Como consecuencia de este clima de incertidumbre, la cooperativa andaluza Dcoop, principal productora mundial de aceites de oliva y con una fuerte exposición a Estados Unidos, ha decidido dejar en suspenso sus planes para hacerse con el 100% del capital de la compañía oleícola estadounidense Pompeian, de la que posee el 50% desde hace casi 10 años, pese a la intención transmitida hace pocos meses de acometer su adquisición.
Los agricultores temen que esta situación derive en un nuevo encarecimiento de la energía y de los insumos agrarios, y recuerdan que la guerra en Ucrania provocó un incremento de los costes de producción, con subidas superiores al 30% en fertilizantes, gasóleo agrícola, electricidad, plásticos, piensos y materias primas. “Aquella escalada de precios redujo drásticamente los márgenes de las explotaciones y dejó a miles de profesionales del campo trabajando al límite o incluso por debajo de costes”, ha indicado Juan Luis Ávila, secretario general de COAG en Andalucía.
A su juicio, el posible encarecimiento del petróleo y del gas tendría un efecto inmediato en el gasóleo agrícola, el transporte, los fertilizantes nitrogenados —muy dependientes del gas— y en el conjunto de la cadena alimentaria, “tensionando aún más unas explotaciones que siguen arrastrando las consecuencias de crisis anteriores, la sequía y el aumento estructural de costes”.
COAG Andalucía reclama a las administraciones vigilancia, anticipación y medidas preventivas para evitar que una nueva crisis internacional vuelva a traducirse en pérdida de rentabilidad en el campo.
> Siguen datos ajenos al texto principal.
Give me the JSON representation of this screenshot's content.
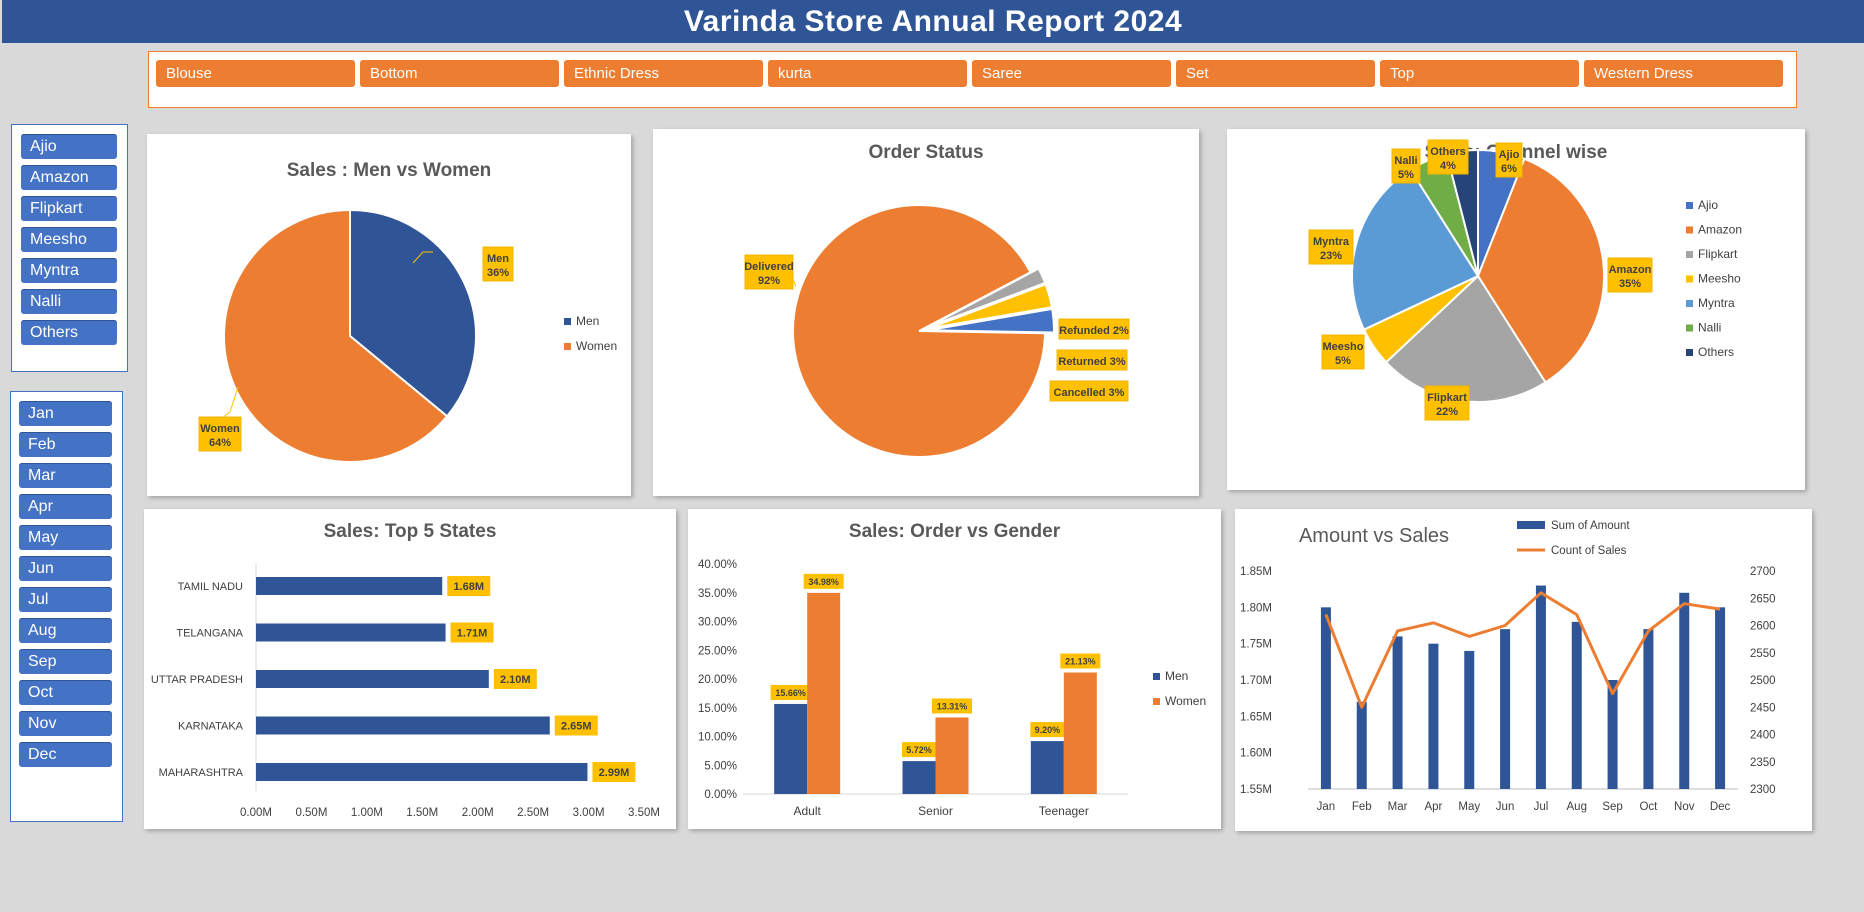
{
  "header": {
    "title": "Varinda Store Annual Report 2024"
  },
  "category_slicer": {
    "items": [
      "Blouse",
      "Bottom",
      "Ethnic Dress",
      "kurta",
      "Saree",
      "Set",
      "Top",
      "Western Dress"
    ]
  },
  "channel_slicer": {
    "items": [
      "Ajio",
      "Amazon",
      "Flipkart",
      "Meesho",
      "Myntra",
      "Nalli",
      "Others"
    ]
  },
  "month_slicer": {
    "items": [
      "Jan",
      "Feb",
      "Mar",
      "Apr",
      "May",
      "Jun",
      "Jul",
      "Aug",
      "Sep",
      "Oct",
      "Nov",
      "Dec"
    ]
  },
  "colors": {
    "blue": "#2f5597",
    "orange": "#ed7d31",
    "label": "#ffc000",
    "slicer_blue": "#4472c4"
  },
  "chart_data": [
    {
      "id": "men_women",
      "type": "pie",
      "title": "Sales : Men vs Women",
      "legend": "right",
      "slices": [
        {
          "name": "Men",
          "value": 36,
          "color": "#2f5597"
        },
        {
          "name": "Women",
          "value": 64,
          "color": "#ed7d31"
        }
      ],
      "labels": [
        "Men",
        "36%",
        "Women",
        "64%"
      ]
    },
    {
      "id": "order_status",
      "type": "pie",
      "title": "Order Status",
      "slices": [
        {
          "name": "Delivered",
          "value": 92,
          "color": "#ed7d31"
        },
        {
          "name": "Refunded",
          "value": 2,
          "color": "#a5a5a5"
        },
        {
          "name": "Returned",
          "value": 3,
          "color": "#ffc000"
        },
        {
          "name": "Cancelled",
          "value": 3,
          "color": "#4472c4"
        }
      ],
      "labels": [
        "Delivered",
        "92%",
        "Refunded 2%",
        "Returned 3%",
        "Cancelled 3%"
      ]
    },
    {
      "id": "channel",
      "type": "pie",
      "title": "Sales: Channel wise",
      "legend": "right",
      "slices": [
        {
          "name": "Ajio",
          "value": 6,
          "color": "#4472c4"
        },
        {
          "name": "Amazon",
          "value": 35,
          "color": "#ed7d31"
        },
        {
          "name": "Flipkart",
          "value": 22,
          "color": "#a5a5a5"
        },
        {
          "name": "Meesho",
          "value": 5,
          "color": "#ffc000"
        },
        {
          "name": "Myntra",
          "value": 23,
          "color": "#5b9bd5"
        },
        {
          "name": "Nalli",
          "value": 5,
          "color": "#70ad47"
        },
        {
          "name": "Others",
          "value": 4,
          "color": "#264478"
        }
      ],
      "labels": [
        "Ajio",
        "6%",
        "Amazon",
        "35%",
        "Flipkart",
        "22%",
        "Meesho",
        "5%",
        "Myntra",
        "23%",
        "Nalli",
        "5%",
        "Others",
        "4%"
      ]
    },
    {
      "id": "states",
      "type": "bar",
      "orientation": "horizontal",
      "title": "Sales: Top 5 States",
      "categories": [
        "TAMIL NADU",
        "TELANGANA",
        "UTTAR PRADESH",
        "KARNATAKA",
        "MAHARASHTRA"
      ],
      "values": [
        1.68,
        1.71,
        2.1,
        2.65,
        2.99
      ],
      "data_labels": [
        "1.68M",
        "1.71M",
        "2.10M",
        "2.65M",
        "2.99M"
      ],
      "xlim": [
        0,
        3.5
      ],
      "xticks": [
        "0.00M",
        "0.50M",
        "1.00M",
        "1.50M",
        "2.00M",
        "2.50M",
        "3.00M",
        "3.50M"
      ]
    },
    {
      "id": "age_gender",
      "type": "bar",
      "title": "Sales: Order vs Gender",
      "legend": "right",
      "categories": [
        "Adult",
        "Senior",
        "Teenager"
      ],
      "series": [
        {
          "name": "Men",
          "values": [
            15.66,
            5.72,
            9.2
          ],
          "labels": [
            "15.66%",
            "5.72%",
            "9.20%"
          ]
        },
        {
          "name": "Women",
          "values": [
            34.98,
            13.31,
            21.13
          ],
          "labels": [
            "34.98%",
            "13.31%",
            "21.13%"
          ]
        }
      ],
      "ylim": [
        0,
        40
      ],
      "yticks": [
        "0.00%",
        "5.00%",
        "10.00%",
        "15.00%",
        "20.00%",
        "25.00%",
        "30.00%",
        "35.00%",
        "40.00%"
      ]
    },
    {
      "id": "amount_sales",
      "type": "bar+line",
      "title": "Amount vs Sales",
      "legend": "top",
      "categories": [
        "Jan",
        "Feb",
        "Mar",
        "Apr",
        "May",
        "Jun",
        "Jul",
        "Aug",
        "Sep",
        "Oct",
        "Nov",
        "Dec"
      ],
      "series": [
        {
          "name": "Sum of Amount",
          "axis": "left",
          "values": [
            1.8,
            1.67,
            1.76,
            1.75,
            1.74,
            1.77,
            1.83,
            1.78,
            1.7,
            1.77,
            1.82,
            1.8
          ]
        },
        {
          "name": "Count of Sales",
          "axis": "right",
          "values": [
            2620,
            2450,
            2590,
            2605,
            2580,
            2600,
            2660,
            2620,
            2475,
            2590,
            2640,
            2630
          ]
        }
      ],
      "ylim": [
        1.55,
        1.85
      ],
      "yticks": [
        "1.55M",
        "1.60M",
        "1.65M",
        "1.70M",
        "1.75M",
        "1.80M",
        "1.85M"
      ],
      "y2lim": [
        2300,
        2700
      ],
      "y2ticks": [
        "2300",
        "2350",
        "2400",
        "2450",
        "2500",
        "2550",
        "2600",
        "2650",
        "2700"
      ]
    }
  ]
}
Entre ellas, insiste en la necesidad de reforzar los mecanismos de la Ley de la cadena alimentaria para garantizar que cualquier incremento de costes sea repercutido en el precio final y no recaiga exclusivamente sobre el productor.
Además, Juan Luis Ávila insiste en que la soberanía alimentaria y la estabilidad del medio rural pasan por proteger la rentabilidad de quienes producen alimentos: “Si vuelven a dispararse los costes y no se adoptan medidas preventivas, muchas explotaciones podrían verse abocadas al cierre, con consecuencias irreversibles para el empleo, la economía rural y el abastecimiento alimentario”.
Desde la Unión de Pequeños Agricultores (UPA) en Andalucía, su secretario regional, Jesús Cózar, ha apelado a la cautela aunque ha lamentado que esta crisis llegue en un momento en el que estaba aumentando el consumo de aceite de oliva en el mercado estadounidense.
También el Gobierno andaluz ha mostrado su preocupación por el nuevo escenario abierto. El consejero de Agricultura, Pesca, Agua y Desarrollo Rural de la Junta de Andalucía, Ramón Fernández-Pacheco, ha confiado en que la amenaza de Donald Trump de romper relaciones comerciales con España “no se materialice” porque “EE UU ha sido y tiene que seguir siendo un aliado preferente de Andalucía en material comercial”.